This PR implements context-based reporting in two ways:

  1. Select the contexts to report on in the "report" and "html" reporting function. (Globs are supported)
  $ coverage report --contexts=my.pkg.sub1*,my.pkg.sub2* ...

This feature in combination with --include allows you to ensure that the tests for a particular sub-package cover the package itself as expected.

  1. Report the contexts in which a line was covered as part of the HTML coverage report. For each covered line, a little hover target is provided that gives you a popover witht he contexts. It can be invoked using:
  $ coverage html --show-contexts ...

In order to accomplish implement the feature, we made the following extensions:

  1. Function contexts are now fully-qualified Python paths. This allows you to select a group of contexts easily and avoids incorrect context reporting due to identical names.

  2. The signature of CoverageData.lines(filename, context=None) and CoverageData.arcs(filename, context=None) changed to expecting multiple context specs. The context argument got renamed to contexts.

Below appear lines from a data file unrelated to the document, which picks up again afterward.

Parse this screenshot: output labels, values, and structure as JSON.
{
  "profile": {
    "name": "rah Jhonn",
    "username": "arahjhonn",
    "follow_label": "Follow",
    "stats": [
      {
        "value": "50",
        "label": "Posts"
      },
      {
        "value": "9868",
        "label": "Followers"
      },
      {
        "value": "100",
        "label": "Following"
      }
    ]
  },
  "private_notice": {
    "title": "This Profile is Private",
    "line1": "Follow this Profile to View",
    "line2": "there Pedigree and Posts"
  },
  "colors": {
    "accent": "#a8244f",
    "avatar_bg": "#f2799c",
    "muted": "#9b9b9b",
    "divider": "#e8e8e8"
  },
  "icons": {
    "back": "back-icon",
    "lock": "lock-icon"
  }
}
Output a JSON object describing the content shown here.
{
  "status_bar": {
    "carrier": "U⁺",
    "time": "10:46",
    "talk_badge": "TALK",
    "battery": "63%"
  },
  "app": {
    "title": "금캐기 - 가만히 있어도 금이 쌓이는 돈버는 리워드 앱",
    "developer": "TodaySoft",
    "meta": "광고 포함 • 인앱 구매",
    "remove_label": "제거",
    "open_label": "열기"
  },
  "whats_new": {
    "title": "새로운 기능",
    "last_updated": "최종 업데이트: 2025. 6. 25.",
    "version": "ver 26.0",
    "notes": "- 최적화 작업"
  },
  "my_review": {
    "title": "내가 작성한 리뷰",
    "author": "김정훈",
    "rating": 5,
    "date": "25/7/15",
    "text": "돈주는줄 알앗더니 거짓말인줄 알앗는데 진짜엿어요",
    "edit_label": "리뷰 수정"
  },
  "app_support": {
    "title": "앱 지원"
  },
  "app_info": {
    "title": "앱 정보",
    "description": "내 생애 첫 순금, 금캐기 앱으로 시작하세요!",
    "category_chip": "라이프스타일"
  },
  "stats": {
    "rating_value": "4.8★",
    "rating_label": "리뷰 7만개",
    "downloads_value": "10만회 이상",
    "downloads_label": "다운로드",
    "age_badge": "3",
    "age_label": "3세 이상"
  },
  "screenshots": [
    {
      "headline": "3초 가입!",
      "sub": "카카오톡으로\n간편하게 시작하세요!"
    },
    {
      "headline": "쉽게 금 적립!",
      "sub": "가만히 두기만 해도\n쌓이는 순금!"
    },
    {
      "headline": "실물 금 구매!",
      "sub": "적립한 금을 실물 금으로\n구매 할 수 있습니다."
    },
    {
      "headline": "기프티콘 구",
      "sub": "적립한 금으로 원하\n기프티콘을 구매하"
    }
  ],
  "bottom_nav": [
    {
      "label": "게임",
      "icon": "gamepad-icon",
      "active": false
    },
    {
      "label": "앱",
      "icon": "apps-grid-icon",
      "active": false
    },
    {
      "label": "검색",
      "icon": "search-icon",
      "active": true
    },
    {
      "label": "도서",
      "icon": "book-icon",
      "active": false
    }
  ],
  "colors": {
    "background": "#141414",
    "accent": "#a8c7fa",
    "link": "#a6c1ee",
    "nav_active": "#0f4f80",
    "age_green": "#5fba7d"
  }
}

  3. The CoverageData classes grew a method set_query_contexts(contexts=None) that allows one to set contexts for all read operations. This is not just a convenience method, but also an important optimization, since we can cache the context id lookup, which is expensive on a larger code base with lots of tests. (We produced 14k contexts and are frequently selecting a few 1k contexts for analysis.)

  4. The CoverageData classes grew a method called contexts_by_lineno(filename) that reports the contexts for each covered line of a given file. It uses a simple join to make that lookup most efficient.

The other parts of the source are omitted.